Stakes were high for both the company and the management team. What should have been a relatively low-risk and straightforward drilling project had turned into a potential powder keg, threatening to damage the company’s reputation, investor relations, and financial security for their full field development plans.

The CEO wanted to know where it had gone wrong and was in a hurry to investigate ahead of the next board meeting, giving us just three weeks to get answers. Were there problems with the contractors, was the organizational model inherently flawed, or were there issues with both?

Our client was under heightened pressure to reassure its partner that the approach was valid and its plans viable.

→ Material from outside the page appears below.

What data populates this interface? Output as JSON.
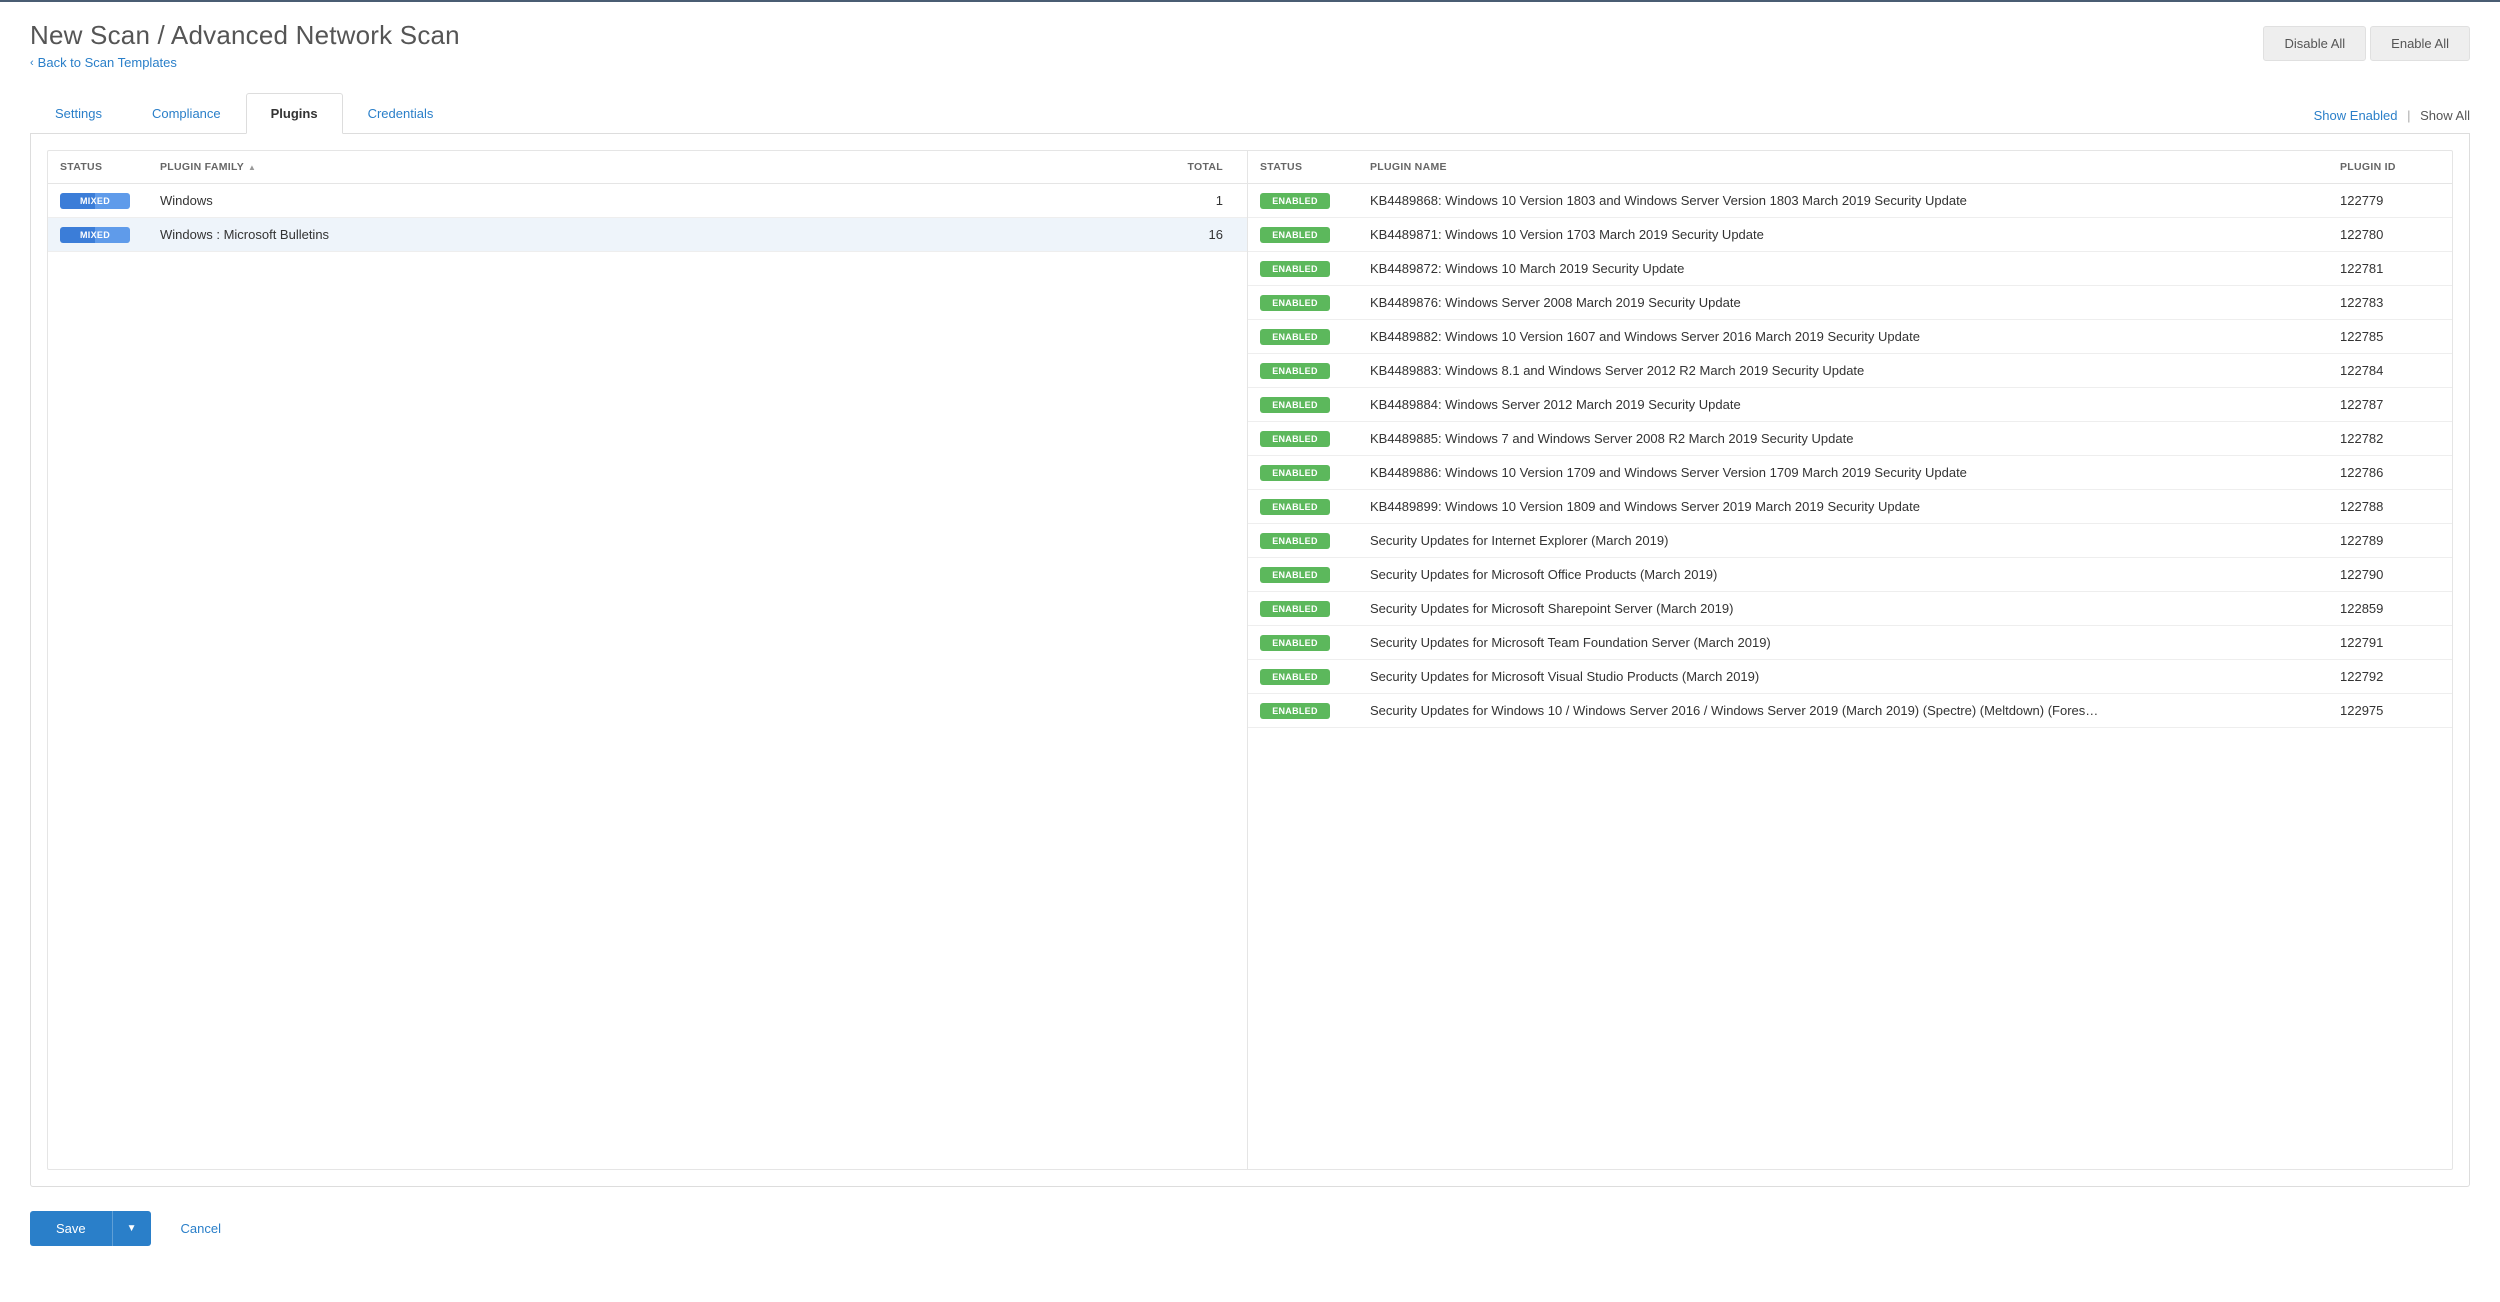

At first glance, it was a puzzle. The company’s business strategy was to employ a lean core team and flat organizational structure, outsourcing much of its operations to third-party companies. It’s an approach designed to enable the company to efficiently exploit underdeveloped assets—new, but fast gaining traction in the industry. And the team had the weight of experience behind them with some seriously impressive CVs.

We deployed one of our teams to get to the root of the problem. No small task given the relative lack of benchmarking documentation for the pioneering business approach. After interviewing key members of the client’s team, reviewing project documentation and scrutinizing the operating model, we were able to reassure the board that their organizational approach was sound: time and cost overruns had been largely attributable to issues within the contractor organizations.

That said, implementation had been imperfect. While the approach had been defined in principle, many of the experienced team had continued to operate under the more traditional operational model they were used to and had inadvertently created an environment of ‘too many cooks’. We formulated a set of targeted improvements for a more robust approach to projects moving forwards.

So what?

Confidence was restored, the investor reassured, and the team reinvigorated. From scratch, we were able to rapidly provide independent confirmation that the operational model had not negatively affected the project. The management were courageous in contacting us for an unvarnished report of the project, but it paid off.

Acting on our recommendations, our client could embed the outsourcing model, maximize management efficiency, streamline projects, and better prepare the team for success. Investment in this knowledge capture will pay dividends in economic savings down the line.